A defensora pública de São Paulo Juliana Belloque, que
participou da comissão, destacou que a legislação penal não é salvação para
todos os males do país. “Nós temos que equacioná-lo com outras áreas do estado
para tratar certas questões”, afirmou.
Ela se referia mais especificamente ao tratamento dado ao
usuário de drogas: “É preciso reprimir o tráfico, mas ter inteligência com
relação ao usuário. O estigma do usuário como criminoso dificulta que ele
procure ajuda, dificulta que a saúde pública trate esse usuário de maneira
eficiente, com educação. Se ele sabe que a porta de entrada do estado é a
delegacia e não um local de tratamento e educação, nós temos dificuldade de
atingi-lo”, concluiu, apontando que o resultado dessa situação é o aumento do
consumo e da dependência de drogas.
Já o procurador regional da República Luiz Carlos Gonçalves,
relator da comissão, destacou a equalização de certas penas, como do homicídio
culposo, que teve a máxima aumentada de três para oito anos, ou até 11 em crime
de trânsito.
“A vida no Brasil valia muito pouco. Nós estivemos
preocupados com a proteção dos bens jurídicos e com a segurança pública”,
afirmou. “Mas nós conseguimos o equilíbrio. A prisão, o encarceramento, é como
o antibiótico: se usado demais, se usado sem critério, perde o efeito”,
ponderou.
Democrático e transparente
Dipp também destacou o fato de que as sessões deliberativas
da comissão foram todas abertas, com a presença do público e da imprensa. “A
sociedade debatia conforme as propostas iam sendo formuladas. Isso deu uma
sensibilidade muito grande à comissão”, exaltou.

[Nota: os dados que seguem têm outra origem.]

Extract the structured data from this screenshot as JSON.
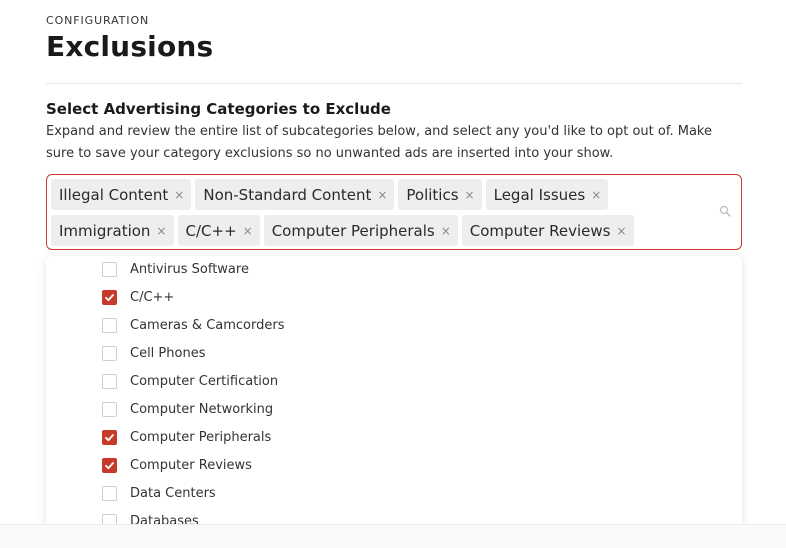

Segundo o serviço “Alô Senado”, a sociedade enviou mais de 6
mil manifestações à comissão, que ouviu diretamente os cidadãos em quatro
audiências públicas e dois seminários realizados em seis estados.
Anatomia cidadã
O senador Pedro Taques, autor da proposição que deu origem à
comissão de juristas, afirmou que o Código Penal em vigor é parte da anatomia
do estado criado em 1937, nascido de uma Constituição não democrática. O novo
projeto visará compatibilizar as normas penais, a sociedade atual e a
Constituição Cidadã, de 1988.
Taques também ressaltou a autonomia e independência dos
trabalhos da comissão, que se organizou e procedeu sem interferências dos
senadores. Para Taques, o anteprojeto marca a gestão de Sarney, ao restabelecer
o papel de liderança legislativa do parlamento frente a outros Poderes da
República.
O convite para juristas e especialistas participarem da
elaboração de projetos de reforma legislativa vem sendo empregado de forma
ampla pelo atual presidente do Senado. Além do NCP, apresentado nesta
quarta-feira, foram formadas comissões para reformar o Código de Processo Penal
(CPP), o Código de Processo Civil (CPC), o Código de Defesa do Consumidor (CDC)
e o Código Eleitoral (CE). Apenas neste último a presidência da comissão não
coube a ministro do STJ.
Segundo Sarney, a próxima etapa das reformas com que se
comprometeu será a Lei de Execuções Penais (LEP).